This work addresses the severe computational bottleneck in STAR-based video generation caused by "token explosion" at high resolutions and long sequence lengths. The authors propose FastSTAR, a training-free acceleration framework that introduces, for the first time, a dual-dimensional token importance evaluation mechanism integrating spatial structural convergence and temporal motion trajectories. By performing spatiotemporal token pruning to identify critical regions and employing a local update strategy that skips redundant computations—refining only non-converged areas—the method achieves significant efficiency gains. Evaluated on InfinityStar, FastSTAR attains up to a 2.01× speedup with a PSNR of 28.29, incurring less than 1% performance degradation, thereby substantially improving both generation efficiency and output quality.

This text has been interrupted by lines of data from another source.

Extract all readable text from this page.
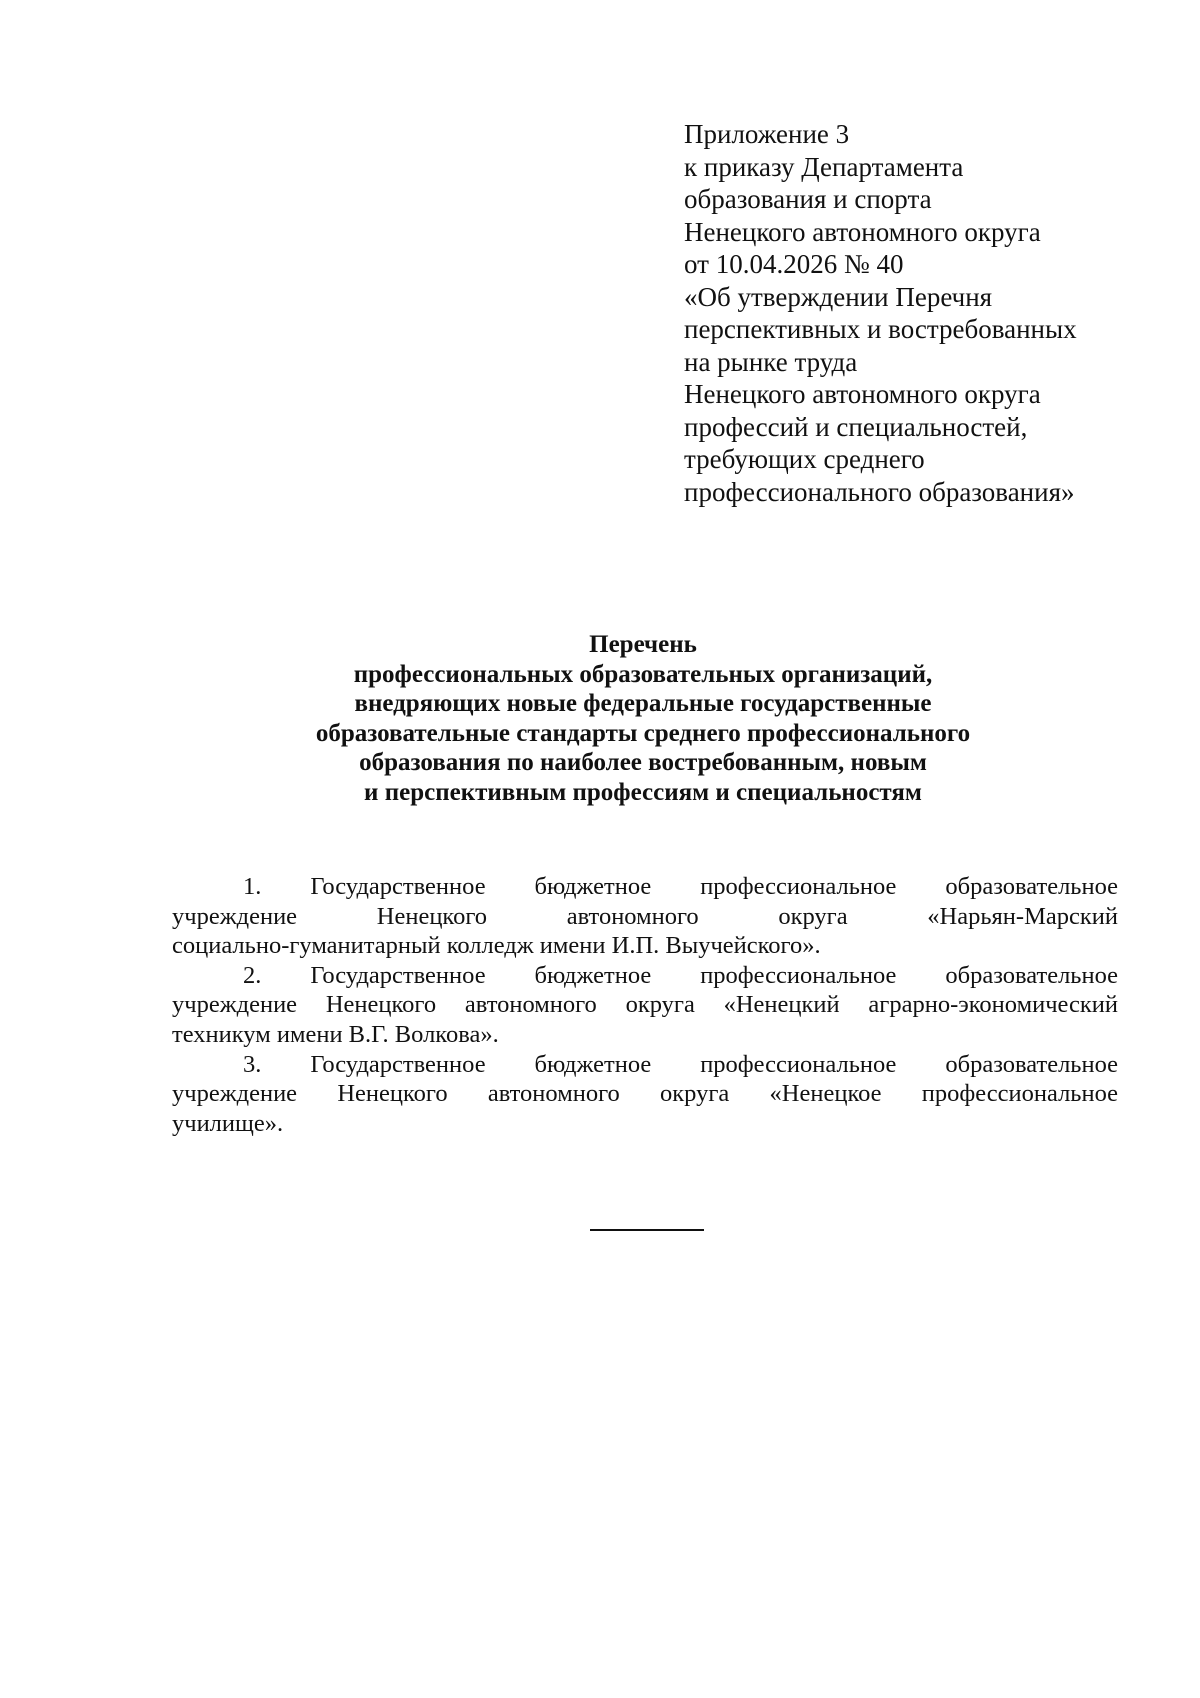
Приложение 3
к приказу Департамента
образования и спорта
Ненецкого автономного округа
от 10.04.2026 № 40
«Об утверждении Перечня
перспективных и востребованных
на рынке труда
Ненецкого автономного округа
профессий и специальностей,
требующих среднего
профессионального образования»
Перечень
профессиональных образовательных организаций,
внедряющих новые федеральные государственные
образовательные стандарты среднего профессионального
образования по наиболее востребованным, новым
и перспективным профессиям и специальностям
1. Государственное бюджетное профессиональное образовательное
учреждение Ненецкого автономного округа «Нарьян-Марский
социально-гуманитарный колледж имени И.П. Выучейского».
2. Государственное бюджетное профессиональное образовательное
учреждение Ненецкого автономного округа «Ненецкий аграрно-экономический
техникум имени В.Г. Волкова».
3. Государственное бюджетное профессиональное образовательное
учреждение Ненецкого автономного округа «Ненецкое профессиональное
училище».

Visual Autoregressive modeling (VAR) has emerged as a highly efficient alternative to diffusion-based frameworks, achieving comparable synthesis quality. However, as this paradigm extends to Spacetime Autoregressive modeling (STAR) for video generation, scaling resolution and frame counts leads to a"token explosion"that creates a massive computational bottleneck in the final refinement stages. To address this, we propose FastSTAR, a training-free acceleration framework designed for high-quality video generation. Our core method, Spatiotemporal Token Pruning, identifies essential tokens by integrating two specialized terms: (1) Spatial similarity, which evaluates structural convergence across hierarchical scales to skip computations in regions where further refinement becomes redundant, and (2) Temporal similarity, which identifies active motion trajectories by assessing feature-level variations relative to the preceding clip. Combined with a Partial Update mechanism, FastSTAR ensures that only non-converged regions are refined, maintaining fluid motion while bypassing redundant computations. Experimental results on InfinityStar demonstrate that FastSTAR achieves up to a 2.01x speedup with a PSNR of 28.29 and less than 1% performance degradation, proving a superior efficiency-quality trade-off for STAR-based video synthesis.